つまり,スギ・ヒノキの人工林を間伐することで,元からあった前生稚樹の成長や,埋土種子あるいは種子散布による更新を期待しているわけですが,どのような条件で,どんな樹種が,どれくらい天然更新してくるのかは,まだよくわかっていません。また,もし天然更新がうまくいったとしても,その後,前生稚樹や芽生えが成長できるかどうかは,林内がどれくらい明るいのか(林内光環境)にも影響を受けます。
そこで,森林総合研究所九州支所では熊本県林業研究指導所と協力して,熊本県南部にあるスギ・ヒノキ人工林に調査地を多点に設置しました。調査地とした林分は,比較的強度な間伐が行われたスギ・ヒノキ人工林で,様々な地形条件(標高,傾斜,斜面方位)に成立していて,様々な林分構造(林齢や密度,樹木サイズなど)を持っています。これらの調査地において,
・どれくらい間伐すると,どれくらい林内が明るくなるのか?(間伐後の林内光環境)
・人工林内に,どんな前生稚樹が元からどれくらいあるのか?(前生稚樹の樹種と本数)
・間伐後に,どんな樹木が何本くらい発生してくるのか?(埋土種子,散布種子からの実生の発生)
・間伐後に,前生稚樹はどれくらい成長するのか?(前生稚樹の成長)
を調べています。これらのことが,樹種や林分構造,地形要因によってどう影響されるかを解析しています。また,九州南部地域ではニホンジカが多数生息しており,シカによる食害の影響も無視できません。そこで,上記の(3)(4)については,シカが入れないような柵の内側と外側の両方で調べています。
これまでにわかってきたことなど,,,
・同じ間伐率なら,スギ林よりヒノキ林の方が林内が明るいようです。
・林齢が高いほど,間伐後の林内は明るいようです。
・前生稚樹は,標高が低いところの方が,標高が高いところよりも種数・本数とも多そうです。

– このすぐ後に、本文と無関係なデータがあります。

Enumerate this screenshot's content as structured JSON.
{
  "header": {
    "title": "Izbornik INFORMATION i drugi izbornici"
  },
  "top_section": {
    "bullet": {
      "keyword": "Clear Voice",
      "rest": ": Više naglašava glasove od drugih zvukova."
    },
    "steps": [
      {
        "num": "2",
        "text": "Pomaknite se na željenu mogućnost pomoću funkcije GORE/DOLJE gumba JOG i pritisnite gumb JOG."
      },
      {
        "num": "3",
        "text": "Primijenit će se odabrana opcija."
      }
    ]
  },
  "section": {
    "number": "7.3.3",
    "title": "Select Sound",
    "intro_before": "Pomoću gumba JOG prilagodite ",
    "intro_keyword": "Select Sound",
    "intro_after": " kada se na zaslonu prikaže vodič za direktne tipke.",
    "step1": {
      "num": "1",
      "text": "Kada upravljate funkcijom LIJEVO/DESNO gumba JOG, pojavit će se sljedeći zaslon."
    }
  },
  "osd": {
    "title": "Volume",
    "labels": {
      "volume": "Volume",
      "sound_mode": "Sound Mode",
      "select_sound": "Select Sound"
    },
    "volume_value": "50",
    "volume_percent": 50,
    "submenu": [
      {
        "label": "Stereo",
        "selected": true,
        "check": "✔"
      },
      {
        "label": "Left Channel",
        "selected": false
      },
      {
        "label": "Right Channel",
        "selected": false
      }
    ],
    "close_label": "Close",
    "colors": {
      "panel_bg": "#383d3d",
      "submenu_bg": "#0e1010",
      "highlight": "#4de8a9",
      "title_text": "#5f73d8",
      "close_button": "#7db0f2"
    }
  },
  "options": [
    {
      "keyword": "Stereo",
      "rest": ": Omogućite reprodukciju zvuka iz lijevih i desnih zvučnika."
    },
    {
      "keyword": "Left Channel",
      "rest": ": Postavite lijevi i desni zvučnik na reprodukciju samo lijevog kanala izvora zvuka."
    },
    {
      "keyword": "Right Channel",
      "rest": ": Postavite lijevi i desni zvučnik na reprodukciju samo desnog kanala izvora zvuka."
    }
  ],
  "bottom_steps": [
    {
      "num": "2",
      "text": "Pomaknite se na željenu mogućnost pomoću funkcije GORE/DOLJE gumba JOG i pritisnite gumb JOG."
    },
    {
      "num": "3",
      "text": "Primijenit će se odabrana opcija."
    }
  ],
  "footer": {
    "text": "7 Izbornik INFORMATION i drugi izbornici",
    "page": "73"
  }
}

・埋土種子から発芽してくる樹木は先駆的な樹種が中心で,九州ではタラノキやアカメガシワ,カラスザンショウなどが多く見られるようです。
・種子散布には,風によって運ばれるもの(風散布),鳥によって運ばれるもの(鳥散布),重力によって落下し(重力散布),その後ネズミやリスなどによって運ばれるもの(動物散布)があります。暖温帯である九州では,常緑広葉樹の更新が期待されています。例えばシイやカシの仲間はドングリがなるタイプなので,重力+動物散布型ですが,種子がなる母樹が近くにあるかどうかが影響しそうです。(データなし)
・シカの食害の影響はとても大きそうです。
 
1. 林冠の様子(全天写真)。白く見える部分が空。これが多いほど林内は明るい。
 
2. 林内の前生稚樹(左)と,前生稚樹から萌芽したコジイ(右)。
 
3. 埋土種子から発芽した,アカメガシワ(左),タラノキ(右)の実生。
 
4. 散布種子から発芽した(と思われる),シロダモ(左)とウワミズザクラ(右)実生。
 
5. シカ柵の内側は緑が多く見えるが(左),外側(右)は林床には何もない(シカの食害)。